Is this what is happening in the sensors (without getting into what the learning modules are doing)?
Regarding 2 above I don’t know how it is done, I just don’t think it is a correct way of doing it. It is the learning module task to tell whether the current sensor input (considering previous inputs and respective movements) matches some known object or not.
The current default setup is that we use the depth image to estimate which parts of the sensor patch are part of the object surface and which ones are not. The corresponding function is here: tbp.monty/src/tbp/monty/frameworks/environment_utils/transforms.py at 451ba5f576cfdf3eb1b14250d85125429b93d1e4 · thousandbrainsproject/tbp.monty · GitHub Other parts of the sensor patch may also be on the object (like imagine looking at the rim of a cup where you have the front surface of the mug in the foreground but you also see part of the inside of the mug) but we don’t want to use those pixels/depth values to estimate the principal curvature and point normal for the center of the patch. If we were to use all of them, it will introduce some noisy distortions. We are not using privileged information from the simulation for this; we are just applying some heuristics to the depth map.

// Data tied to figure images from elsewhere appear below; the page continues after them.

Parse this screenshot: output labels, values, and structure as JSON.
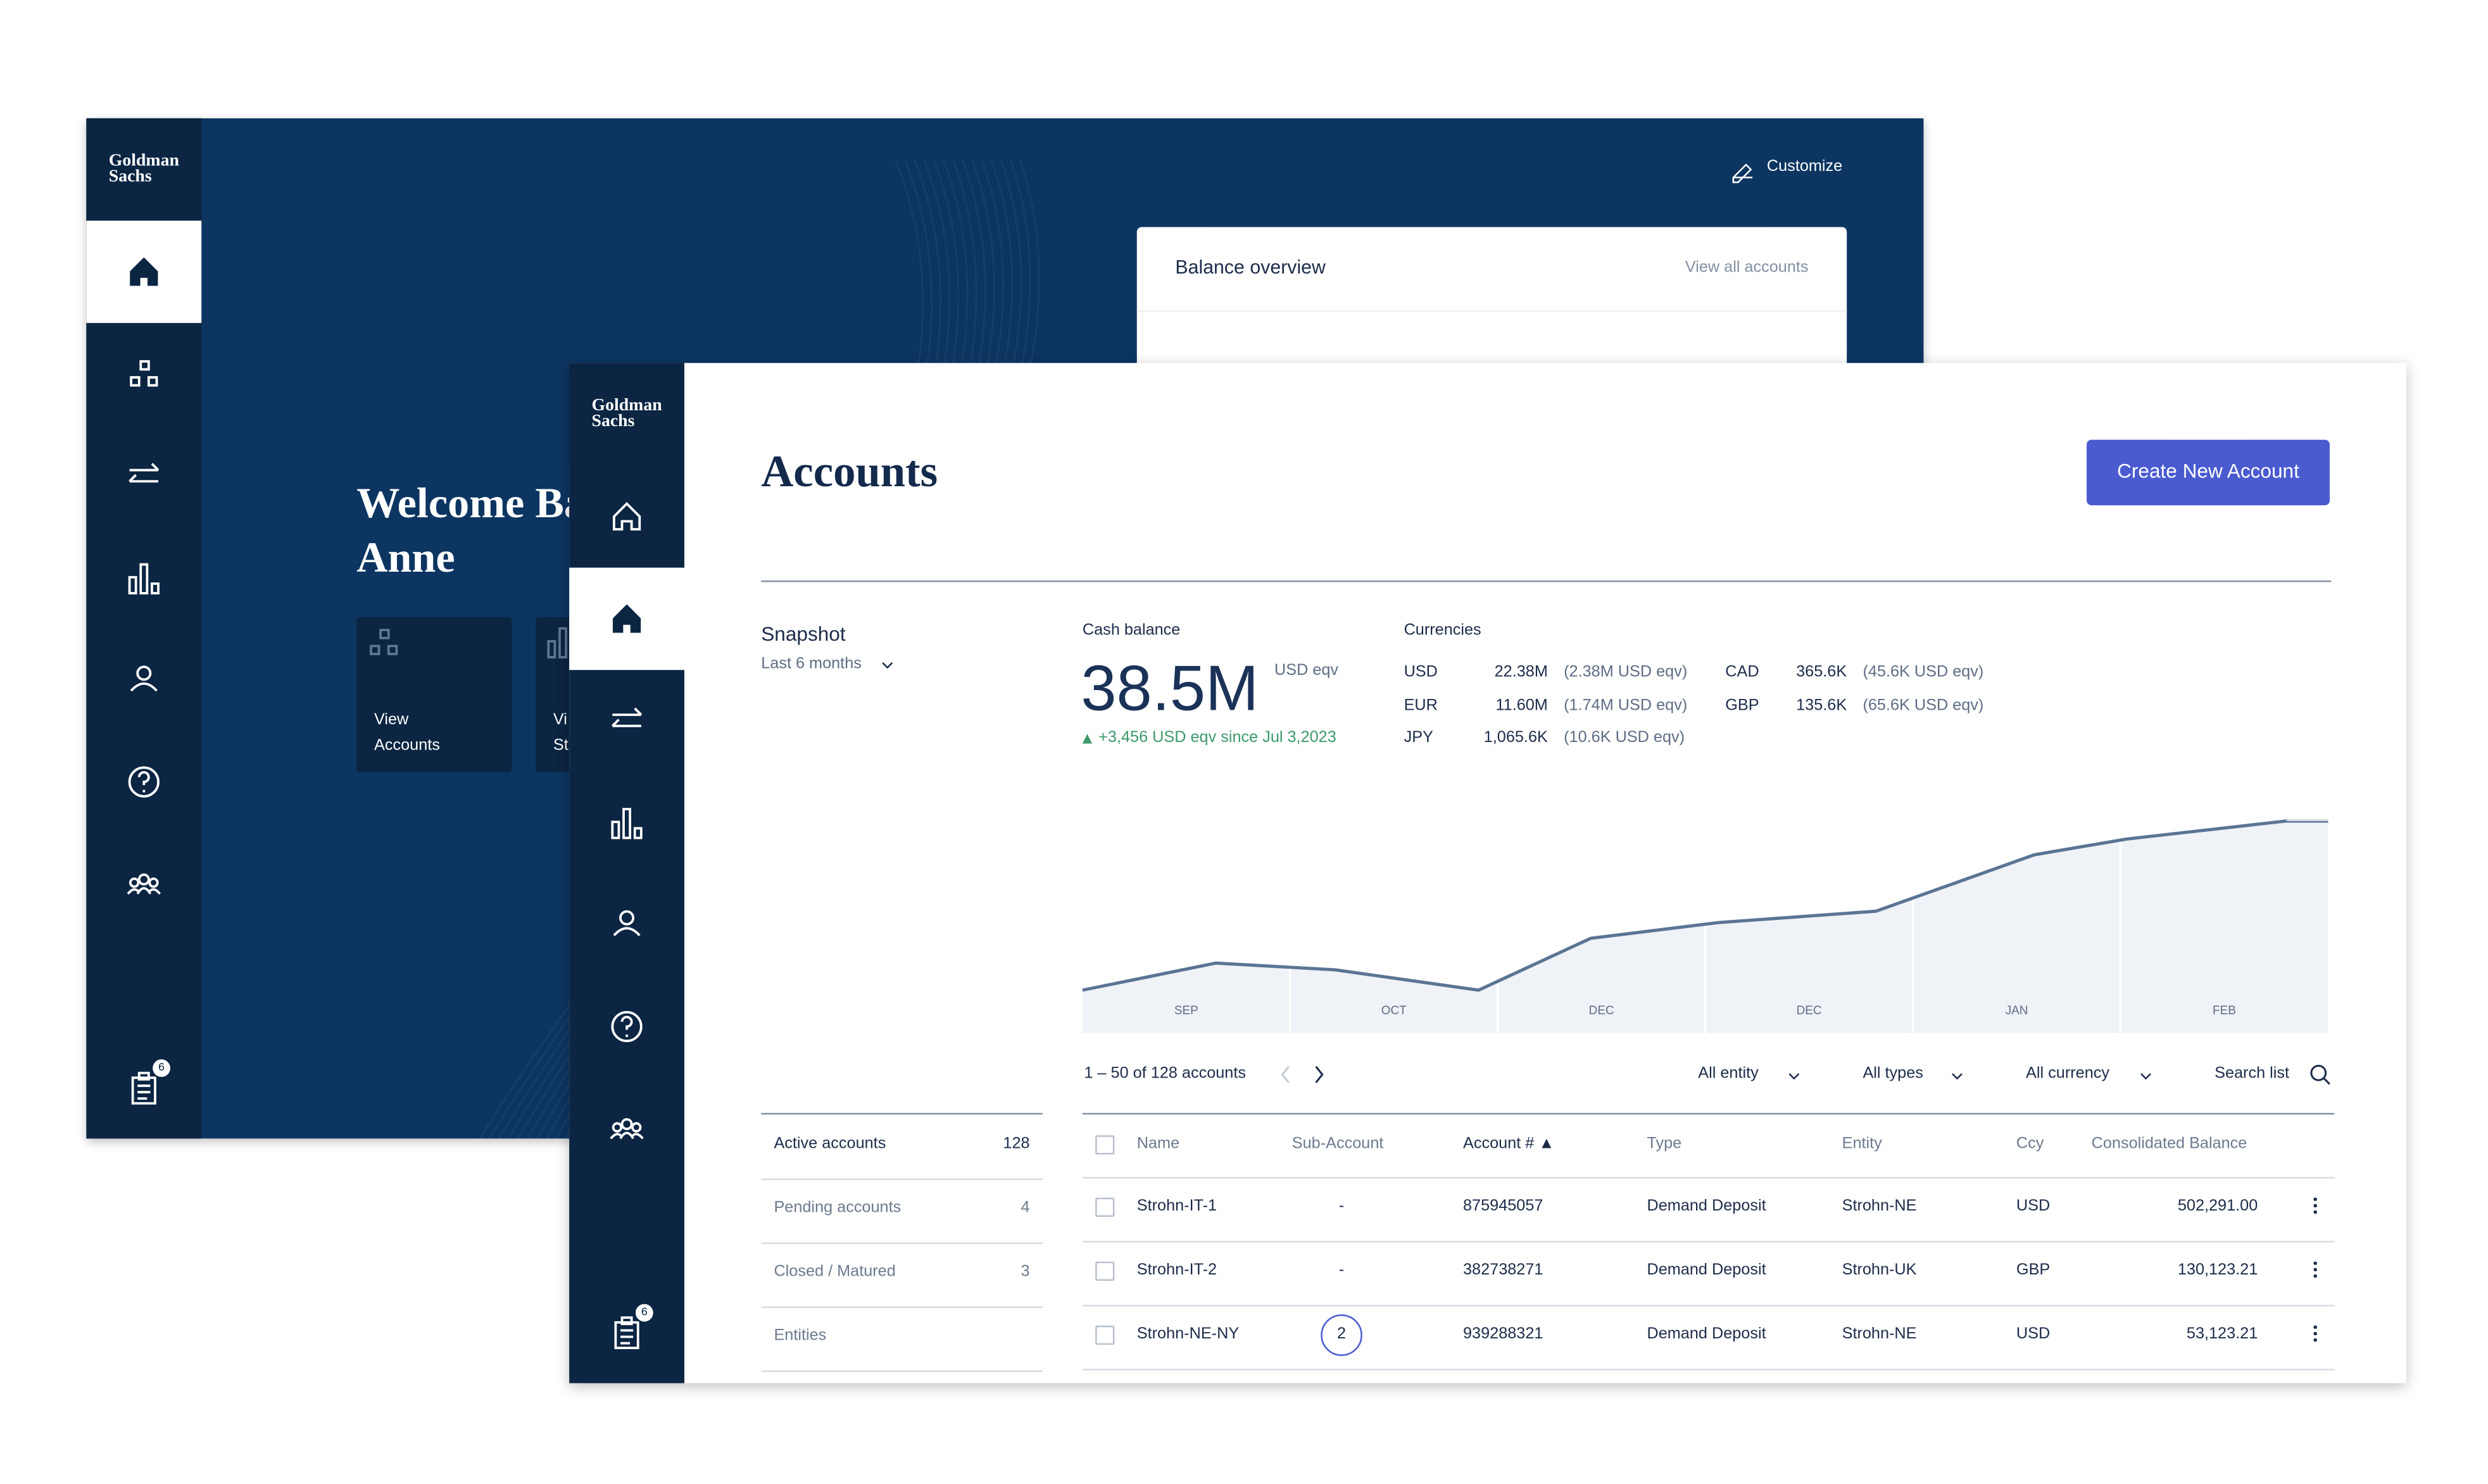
{
  "back_window": {
    "logo": [
      "Goldman",
      "Sachs"
    ],
    "customize": "Customize",
    "balance_overview": {
      "title": "Balance overview",
      "link": "View all accounts"
    },
    "welcome": [
      "Welcome Ba",
      "Anne"
    ],
    "tiles": [
      [
        "View",
        "Accounts"
      ],
      [
        "Vi",
        "St"
      ]
    ],
    "badge": 6
  },
  "front_window": {
    "logo": [
      "Goldman",
      "Sachs"
    ],
    "title": "Accounts",
    "button": "Create New Account",
    "badge": 6,
    "snapshot": {
      "title": "Snapshot",
      "period": "Last 6 months"
    },
    "cash": {
      "label": "Cash balance",
      "value": "38.5M",
      "unit": "USD eqv",
      "change": "+3,456 USD eqv since Jul 3,2023"
    },
    "currencies": {
      "label": "Currencies",
      "items": [
        {
          "code": "USD",
          "amount": "22.38M",
          "eqv": "(2.38M USD eqv)"
        },
        {
          "code": "EUR",
          "amount": "11.60M",
          "eqv": "(1.74M USD eqv)"
        },
        {
          "code": "JPY",
          "amount": "1,065.6K",
          "eqv": "(10.6K USD eqv)"
        },
        {
          "code": "CAD",
          "amount": "365.6K",
          "eqv": "(45.6K USD eqv)"
        },
        {
          "code": "GBP",
          "amount": "135.6K",
          "eqv": "(65.6K USD eqv)"
        }
      ]
    },
    "balance_chart": {
      "type": "line",
      "categories": [
        "SEP",
        "OCT",
        "DEC",
        "DEC",
        "JAN",
        "FEB"
      ],
      "x": [
        0,
        10.7,
        20.3,
        31.8,
        40.8,
        51.1,
        63.7,
        76.4,
        83.8,
        96.6,
        100
      ],
      "values": [
        19,
        31,
        28,
        19,
        42,
        49,
        54,
        79,
        86,
        94,
        94
      ],
      "xlim": [
        0,
        100
      ],
      "ylim": [
        0,
        100
      ],
      "color": "#5a7494"
    },
    "pagination": "1 – 50 of 128 accounts",
    "filters": [
      "All entity",
      "All types",
      "All currency"
    ],
    "search": "Search list",
    "side_list": [
      {
        "label": "Active accounts",
        "count": 128
      },
      {
        "label": "Pending accounts",
        "count": 4
      },
      {
        "label": "Closed / Matured",
        "count": 3
      },
      {
        "label": "Entities"
      }
    ],
    "table": {
      "columns": [
        "Name",
        "Sub-Account",
        "Account # ▲",
        "Type",
        "Entity",
        "Ccy",
        "Consolidated Balance"
      ],
      "rows": [
        [
          "Strohn-IT-1",
          "-",
          "875945057",
          "Demand Deposit",
          "Strohn-NE",
          "USD",
          "502,291.00"
        ],
        [
          "Strohn-IT-2",
          "-",
          "382738271",
          "Demand Deposit",
          "Strohn-UK",
          "GBP",
          "130,123.21"
        ],
        [
          "Strohn-NE-NY",
          "2",
          "939288321",
          "Demand Deposit",
          "Strohn-NE",
          "USD",
          "53,123.21"
        ]
      ]
    }
  }
}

Here are some examples of this:
(The viewfinder image is just to give you some context, the LM only sees the patch. We take the depth values in the patch and look at their distribution. If it is bimodal, we use this to set a cutoff point for which values are on or off object (green and red respectively on the right column of this figure)

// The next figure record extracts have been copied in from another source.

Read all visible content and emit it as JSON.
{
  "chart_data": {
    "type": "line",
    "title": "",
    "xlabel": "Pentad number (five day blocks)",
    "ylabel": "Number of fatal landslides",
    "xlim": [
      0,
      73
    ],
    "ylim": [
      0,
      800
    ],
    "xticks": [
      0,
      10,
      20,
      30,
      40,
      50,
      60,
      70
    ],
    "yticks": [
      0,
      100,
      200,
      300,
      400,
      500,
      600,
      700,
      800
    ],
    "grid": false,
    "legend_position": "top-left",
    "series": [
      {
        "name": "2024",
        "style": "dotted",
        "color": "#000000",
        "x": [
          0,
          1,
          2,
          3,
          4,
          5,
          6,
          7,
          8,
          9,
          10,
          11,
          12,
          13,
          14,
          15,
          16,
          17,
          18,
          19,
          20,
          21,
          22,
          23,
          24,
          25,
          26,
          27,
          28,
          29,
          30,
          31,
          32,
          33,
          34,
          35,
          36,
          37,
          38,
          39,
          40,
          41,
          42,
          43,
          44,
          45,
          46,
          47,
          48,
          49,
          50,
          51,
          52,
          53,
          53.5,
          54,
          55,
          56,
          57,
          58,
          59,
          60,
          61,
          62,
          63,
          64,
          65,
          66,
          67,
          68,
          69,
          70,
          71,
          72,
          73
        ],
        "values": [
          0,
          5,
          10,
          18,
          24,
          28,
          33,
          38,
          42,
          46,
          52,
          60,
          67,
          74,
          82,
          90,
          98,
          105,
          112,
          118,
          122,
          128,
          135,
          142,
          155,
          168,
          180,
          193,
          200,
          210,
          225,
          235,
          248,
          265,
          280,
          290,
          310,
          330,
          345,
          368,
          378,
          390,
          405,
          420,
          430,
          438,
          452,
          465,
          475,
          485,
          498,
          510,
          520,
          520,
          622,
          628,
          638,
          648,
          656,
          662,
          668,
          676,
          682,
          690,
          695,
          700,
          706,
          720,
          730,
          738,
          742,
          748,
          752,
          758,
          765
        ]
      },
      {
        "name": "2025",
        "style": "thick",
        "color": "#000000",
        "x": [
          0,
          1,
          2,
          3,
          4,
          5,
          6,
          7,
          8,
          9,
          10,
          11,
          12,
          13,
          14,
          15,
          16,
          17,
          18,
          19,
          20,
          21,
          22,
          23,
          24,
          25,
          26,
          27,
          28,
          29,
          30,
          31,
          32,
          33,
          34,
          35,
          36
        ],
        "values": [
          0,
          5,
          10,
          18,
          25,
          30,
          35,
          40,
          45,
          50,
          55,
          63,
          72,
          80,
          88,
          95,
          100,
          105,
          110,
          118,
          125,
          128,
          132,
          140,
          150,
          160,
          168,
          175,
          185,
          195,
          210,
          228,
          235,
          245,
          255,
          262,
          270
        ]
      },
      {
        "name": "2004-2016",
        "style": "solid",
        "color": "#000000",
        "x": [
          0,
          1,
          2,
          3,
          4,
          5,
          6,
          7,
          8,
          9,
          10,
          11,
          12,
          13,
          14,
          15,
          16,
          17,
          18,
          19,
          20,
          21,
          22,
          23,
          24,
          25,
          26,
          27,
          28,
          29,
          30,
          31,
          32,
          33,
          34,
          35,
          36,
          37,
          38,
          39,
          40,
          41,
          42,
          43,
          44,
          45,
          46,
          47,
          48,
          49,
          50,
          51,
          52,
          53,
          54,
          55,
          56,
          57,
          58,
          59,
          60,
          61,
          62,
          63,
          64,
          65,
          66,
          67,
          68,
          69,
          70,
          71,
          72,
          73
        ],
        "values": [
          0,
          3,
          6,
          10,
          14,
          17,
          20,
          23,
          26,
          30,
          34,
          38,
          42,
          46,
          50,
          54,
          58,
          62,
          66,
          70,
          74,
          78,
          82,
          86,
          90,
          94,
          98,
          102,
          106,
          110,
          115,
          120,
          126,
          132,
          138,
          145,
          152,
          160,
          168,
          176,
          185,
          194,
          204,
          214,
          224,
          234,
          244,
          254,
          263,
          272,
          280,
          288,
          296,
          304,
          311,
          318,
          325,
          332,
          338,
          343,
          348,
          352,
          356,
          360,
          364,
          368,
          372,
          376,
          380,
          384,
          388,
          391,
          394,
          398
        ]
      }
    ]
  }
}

There is some additional logic to decide which side of the distribution to use depending on where the center of the patch ends up.
We do have access to object labels from the simulator and sometimes extract those (like in multi object experiments) but they are only used for logging and evaluating performance. The learning module can not use this information to recognize objects.
Thanks @vclay for the detailed explanation. I have two follow up questions:
a) Besides being used to distinguish the object from the background, is the depth information also being used to compute the orthonormal vectors?
b) When we way that a sensor module “extracts features”, are we basically talking about this step where we apply the get_point_normal_* methods to the 3D surface shape detected in the patch?
a) yes, the depth information is combined with the sensor location to determine the location of the sensor patch. It is also used to estimate the orthonormal vectors.
b) Yes, estimating the point normal and principal curvature directions is part of what the sensor module is doing. Those three vectors are used to define the orientation of the sensor patch. Additionally, we can extract other features, such as the color at the center of the patch or the amount of curvature. These are just some basic examples of the features we extract right now. You could implement custom sensor modules that extract other features (like temperature, texture, or simple patterns).